Transition from existing python packaging infrastructure

Even if you are convinced than bento is more appropriate for your needs than current distutils-based tools, there is a significant hurdle to transition to a new infrastructure for your package. First, you need to convert your package, but you also potentially loose goodies such a putting your package on pypi, or being installable through tools such as pip or easy_install.

Ideally, such tools would become pluggable so that they can be made aware of new packaging formats, but in the mean-time, the practical approach of bento is to “emulate” distutils just enough to make them work with the most useful bits of the current python packaging infrastructure, and to provide tools to convert existing setup.py to the bento format.

Converting distutils-based packages

The bentomaker command-line tool has a convert command which should be run at the top of your source tree (the directory containing your top setup.py). Because the convert command works by running the setup.py, you need to make sure you can run the setup.py. To convert your package, just do:

bentomaker convert

If successfull, this will write a bento.info file whose content has been pulled of the convert command analysis (it will not overwrite an existing one). It first tries to determine whether your setup.py uses setuptools or not, and then run it with mocked distutils objects for the actual conversion. Since the convert command works by inserting various hooks into distutils internals, it is inherently fragile.

It will definitely not work in the following cases:

  • you use the package_dir feature: bento does not support the feature at all.
  • you have your own distutils extensions (setuptools and numpy.distutils are somehow handled, though, and other common distutils extensions may be added as well).

It should support the following features:

  • All the distutils metadata
  • Some setuptools metadata (like require or console scripts)
  • module, packages and extensions
  • data files as specified in data_files
  • source files in MANIFEST[.in]

Note:: because the convert command does not parse the setup.py, but runs it instead, it only handles package description as defined by this one run of setup.py. For example, bento convert cannot automatically handle the following setup.py:

import sys
from setuptools import setup

if sys.platform == "win32":
    requires = ["sphinx", "pywin32"]
else:
    requires = ["sphinx"]

setup(name="foo", install_requires=requires)

If run on windows, the generated bento.info will be:

Name: foo

Library:
    InstallRequires:
        pywin32,
        sphinx

and:

Name: foo

Library:
    InstallRequires:
        sphinx

otherwise.

Note:: bento syntax supports simple conditional, so after conversion, you could modify the generated file as follows:

Name: foo

Library:
    InstallRequires:
        sphinx
    if os(win32):
        InstallRequires:
            pywin32

Adding bento-based setup.py for compatibility with pip, etc...

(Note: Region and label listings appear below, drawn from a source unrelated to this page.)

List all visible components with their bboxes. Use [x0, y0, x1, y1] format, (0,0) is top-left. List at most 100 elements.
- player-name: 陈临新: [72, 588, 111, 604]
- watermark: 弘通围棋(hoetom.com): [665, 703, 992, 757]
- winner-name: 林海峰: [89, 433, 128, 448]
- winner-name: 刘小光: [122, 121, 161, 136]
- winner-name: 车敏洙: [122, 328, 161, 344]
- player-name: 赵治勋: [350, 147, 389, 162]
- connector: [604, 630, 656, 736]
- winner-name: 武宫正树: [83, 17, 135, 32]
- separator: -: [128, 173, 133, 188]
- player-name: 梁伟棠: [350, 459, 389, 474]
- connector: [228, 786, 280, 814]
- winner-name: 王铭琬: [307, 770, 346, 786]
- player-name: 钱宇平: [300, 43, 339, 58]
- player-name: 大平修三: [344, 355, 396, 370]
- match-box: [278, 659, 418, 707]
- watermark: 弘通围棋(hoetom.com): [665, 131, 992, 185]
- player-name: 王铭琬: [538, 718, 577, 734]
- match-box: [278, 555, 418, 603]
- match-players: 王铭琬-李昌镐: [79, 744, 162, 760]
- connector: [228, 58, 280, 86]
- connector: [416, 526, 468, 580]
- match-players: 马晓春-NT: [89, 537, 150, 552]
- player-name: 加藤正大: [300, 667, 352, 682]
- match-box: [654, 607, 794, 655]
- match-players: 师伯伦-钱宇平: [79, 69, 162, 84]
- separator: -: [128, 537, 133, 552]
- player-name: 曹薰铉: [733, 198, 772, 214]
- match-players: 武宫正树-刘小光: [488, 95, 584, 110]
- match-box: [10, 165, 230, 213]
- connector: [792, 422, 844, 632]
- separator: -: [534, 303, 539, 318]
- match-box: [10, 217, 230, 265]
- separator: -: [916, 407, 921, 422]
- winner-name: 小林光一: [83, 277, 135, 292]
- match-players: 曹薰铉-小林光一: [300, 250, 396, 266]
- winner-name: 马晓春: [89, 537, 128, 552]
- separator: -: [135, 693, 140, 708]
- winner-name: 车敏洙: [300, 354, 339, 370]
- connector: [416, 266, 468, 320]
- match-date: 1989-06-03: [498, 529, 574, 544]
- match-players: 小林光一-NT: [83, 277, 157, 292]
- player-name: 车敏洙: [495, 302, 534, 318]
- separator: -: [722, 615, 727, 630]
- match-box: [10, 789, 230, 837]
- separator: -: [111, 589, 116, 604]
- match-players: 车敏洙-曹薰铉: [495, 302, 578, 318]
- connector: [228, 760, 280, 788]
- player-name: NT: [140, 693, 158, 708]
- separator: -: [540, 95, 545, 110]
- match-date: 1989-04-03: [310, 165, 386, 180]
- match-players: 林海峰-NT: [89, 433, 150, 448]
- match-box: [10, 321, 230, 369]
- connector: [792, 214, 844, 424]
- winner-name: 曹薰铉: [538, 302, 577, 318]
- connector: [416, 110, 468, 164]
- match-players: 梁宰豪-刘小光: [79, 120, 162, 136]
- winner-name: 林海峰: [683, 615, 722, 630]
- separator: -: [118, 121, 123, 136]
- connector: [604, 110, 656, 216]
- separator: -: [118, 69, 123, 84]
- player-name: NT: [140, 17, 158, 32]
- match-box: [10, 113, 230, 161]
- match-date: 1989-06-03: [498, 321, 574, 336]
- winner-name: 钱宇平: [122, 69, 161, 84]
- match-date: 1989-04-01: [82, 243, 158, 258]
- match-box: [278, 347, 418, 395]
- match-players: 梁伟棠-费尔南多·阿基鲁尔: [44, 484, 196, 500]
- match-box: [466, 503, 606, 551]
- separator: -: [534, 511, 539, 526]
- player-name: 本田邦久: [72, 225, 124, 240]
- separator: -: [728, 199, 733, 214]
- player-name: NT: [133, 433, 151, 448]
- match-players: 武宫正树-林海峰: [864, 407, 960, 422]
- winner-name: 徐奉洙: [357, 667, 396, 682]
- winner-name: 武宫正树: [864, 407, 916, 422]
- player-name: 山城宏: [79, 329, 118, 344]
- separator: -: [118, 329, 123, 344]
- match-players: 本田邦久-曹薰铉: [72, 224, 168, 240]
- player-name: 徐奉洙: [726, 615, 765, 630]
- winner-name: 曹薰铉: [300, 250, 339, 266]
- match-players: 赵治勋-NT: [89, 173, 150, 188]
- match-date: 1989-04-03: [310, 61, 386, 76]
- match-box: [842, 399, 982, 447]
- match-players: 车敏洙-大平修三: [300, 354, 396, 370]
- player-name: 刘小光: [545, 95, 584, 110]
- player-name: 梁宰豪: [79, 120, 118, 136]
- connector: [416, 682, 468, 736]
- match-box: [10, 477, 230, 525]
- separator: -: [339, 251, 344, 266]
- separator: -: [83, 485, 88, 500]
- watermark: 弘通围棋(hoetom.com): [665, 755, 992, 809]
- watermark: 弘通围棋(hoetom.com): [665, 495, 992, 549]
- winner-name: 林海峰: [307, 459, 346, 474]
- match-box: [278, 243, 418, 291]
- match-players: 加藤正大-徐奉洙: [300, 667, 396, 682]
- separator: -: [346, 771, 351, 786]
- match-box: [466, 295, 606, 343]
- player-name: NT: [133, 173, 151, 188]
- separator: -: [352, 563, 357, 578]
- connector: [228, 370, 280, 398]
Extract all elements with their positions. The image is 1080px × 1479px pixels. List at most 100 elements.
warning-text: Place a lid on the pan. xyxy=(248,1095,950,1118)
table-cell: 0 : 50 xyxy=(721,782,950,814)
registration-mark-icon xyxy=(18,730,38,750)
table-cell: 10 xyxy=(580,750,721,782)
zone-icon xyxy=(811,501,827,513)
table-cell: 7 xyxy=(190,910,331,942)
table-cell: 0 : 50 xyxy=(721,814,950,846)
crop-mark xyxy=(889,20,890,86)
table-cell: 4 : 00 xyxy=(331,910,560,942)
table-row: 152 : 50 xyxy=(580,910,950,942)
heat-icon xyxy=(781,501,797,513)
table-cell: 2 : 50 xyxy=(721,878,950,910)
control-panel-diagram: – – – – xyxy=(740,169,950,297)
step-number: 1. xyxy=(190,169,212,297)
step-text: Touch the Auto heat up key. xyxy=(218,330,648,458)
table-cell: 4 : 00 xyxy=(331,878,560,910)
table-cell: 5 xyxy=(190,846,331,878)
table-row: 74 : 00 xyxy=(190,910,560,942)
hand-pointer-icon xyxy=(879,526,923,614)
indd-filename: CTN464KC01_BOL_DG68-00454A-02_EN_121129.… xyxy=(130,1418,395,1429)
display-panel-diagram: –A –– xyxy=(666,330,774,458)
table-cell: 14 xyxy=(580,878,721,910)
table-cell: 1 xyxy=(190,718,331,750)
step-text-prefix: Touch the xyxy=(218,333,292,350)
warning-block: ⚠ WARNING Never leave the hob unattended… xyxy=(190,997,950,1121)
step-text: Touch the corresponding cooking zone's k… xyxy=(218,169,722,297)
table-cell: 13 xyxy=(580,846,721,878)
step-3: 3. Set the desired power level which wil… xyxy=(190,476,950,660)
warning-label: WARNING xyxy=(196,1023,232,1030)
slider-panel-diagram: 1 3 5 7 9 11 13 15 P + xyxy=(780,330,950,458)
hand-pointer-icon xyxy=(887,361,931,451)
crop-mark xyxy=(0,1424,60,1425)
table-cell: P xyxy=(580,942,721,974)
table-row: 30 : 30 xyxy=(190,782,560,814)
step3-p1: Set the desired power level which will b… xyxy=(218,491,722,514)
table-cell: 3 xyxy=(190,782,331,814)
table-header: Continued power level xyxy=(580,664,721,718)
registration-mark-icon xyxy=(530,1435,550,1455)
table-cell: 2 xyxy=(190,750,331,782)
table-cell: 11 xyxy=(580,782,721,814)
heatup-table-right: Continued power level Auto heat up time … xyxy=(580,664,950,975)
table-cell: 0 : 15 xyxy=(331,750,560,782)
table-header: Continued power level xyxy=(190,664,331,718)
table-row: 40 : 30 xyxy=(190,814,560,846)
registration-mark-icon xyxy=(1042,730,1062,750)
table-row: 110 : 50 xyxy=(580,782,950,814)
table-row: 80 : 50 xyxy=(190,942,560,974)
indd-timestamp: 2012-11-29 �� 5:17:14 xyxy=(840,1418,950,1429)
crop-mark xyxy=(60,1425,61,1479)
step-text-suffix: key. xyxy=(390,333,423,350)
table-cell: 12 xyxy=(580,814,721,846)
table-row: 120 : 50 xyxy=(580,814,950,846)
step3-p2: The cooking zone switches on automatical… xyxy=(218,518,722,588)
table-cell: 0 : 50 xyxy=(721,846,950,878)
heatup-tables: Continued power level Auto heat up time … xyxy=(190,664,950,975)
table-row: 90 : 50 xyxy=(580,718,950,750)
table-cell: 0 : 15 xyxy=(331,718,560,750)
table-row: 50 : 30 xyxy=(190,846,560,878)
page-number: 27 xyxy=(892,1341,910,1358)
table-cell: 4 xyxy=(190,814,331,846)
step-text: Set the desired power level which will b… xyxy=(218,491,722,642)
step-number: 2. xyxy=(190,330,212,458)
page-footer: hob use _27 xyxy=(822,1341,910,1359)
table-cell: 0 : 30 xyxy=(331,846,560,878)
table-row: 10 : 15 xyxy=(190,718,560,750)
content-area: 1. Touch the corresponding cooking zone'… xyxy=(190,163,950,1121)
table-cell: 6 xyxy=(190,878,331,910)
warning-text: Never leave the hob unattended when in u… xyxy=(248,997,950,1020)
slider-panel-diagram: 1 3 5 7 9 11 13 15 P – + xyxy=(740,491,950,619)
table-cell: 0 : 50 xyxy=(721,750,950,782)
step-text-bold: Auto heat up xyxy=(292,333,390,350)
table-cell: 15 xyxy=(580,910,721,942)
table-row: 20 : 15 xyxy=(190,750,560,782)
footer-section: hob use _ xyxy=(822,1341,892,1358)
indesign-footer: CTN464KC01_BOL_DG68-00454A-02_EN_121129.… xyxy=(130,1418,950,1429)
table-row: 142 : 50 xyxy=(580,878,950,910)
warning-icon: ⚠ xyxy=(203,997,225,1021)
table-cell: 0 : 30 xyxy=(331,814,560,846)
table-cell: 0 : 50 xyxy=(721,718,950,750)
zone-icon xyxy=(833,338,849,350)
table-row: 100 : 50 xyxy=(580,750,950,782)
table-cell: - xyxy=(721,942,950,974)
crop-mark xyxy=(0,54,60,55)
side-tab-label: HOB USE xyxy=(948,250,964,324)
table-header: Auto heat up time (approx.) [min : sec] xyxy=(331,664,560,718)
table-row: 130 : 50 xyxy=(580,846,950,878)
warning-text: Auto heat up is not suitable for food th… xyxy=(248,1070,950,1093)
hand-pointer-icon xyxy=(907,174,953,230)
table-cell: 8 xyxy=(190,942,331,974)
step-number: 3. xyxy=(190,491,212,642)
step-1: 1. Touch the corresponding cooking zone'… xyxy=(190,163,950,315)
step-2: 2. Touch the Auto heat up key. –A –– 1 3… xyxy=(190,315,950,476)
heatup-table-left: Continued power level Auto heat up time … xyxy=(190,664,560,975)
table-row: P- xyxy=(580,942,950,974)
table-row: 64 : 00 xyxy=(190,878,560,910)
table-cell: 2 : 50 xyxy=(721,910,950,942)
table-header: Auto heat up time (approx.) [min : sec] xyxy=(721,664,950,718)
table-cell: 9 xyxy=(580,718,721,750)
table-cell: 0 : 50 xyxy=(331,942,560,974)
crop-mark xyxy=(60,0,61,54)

Although nothing fundamentally prevents bento to work under installers such as pip, pip currently does not know anything about bento. To help transition, bento has a distutils compatibility layer. A setup.py as simple as:

import setuptools
from bento.distutils.monkey_patch import monkey_patch
monkey_patch()

from setuptools import setup

if __name__ == '__main__':
    setup()

will enable commands such as:

python setup.py install
python setup.py sdist

to work as expected, taking all the package information from bento.info file. Note that the monkey-patching done by bento.distutils on top of setuptools is explicit - solely importing bento.distutils will not monkey patch anything. A simpler, setuptools-style monkey patch is also possible:

import setuptools
from bento.distutils.monkey_patch import setup

if __name__ == '__main__':
    setup()

Note:: obviously, this mode will not enable all the features offered by bento. If it were possible, bento would not have been written in the first place. Nevertheless, the following commands should work relatively well as long as you don’t have hooks:

  • sdist
  • bdist_egg
  • install

This should be enough for pip install foo or easy_install foo to work for a bento-based package.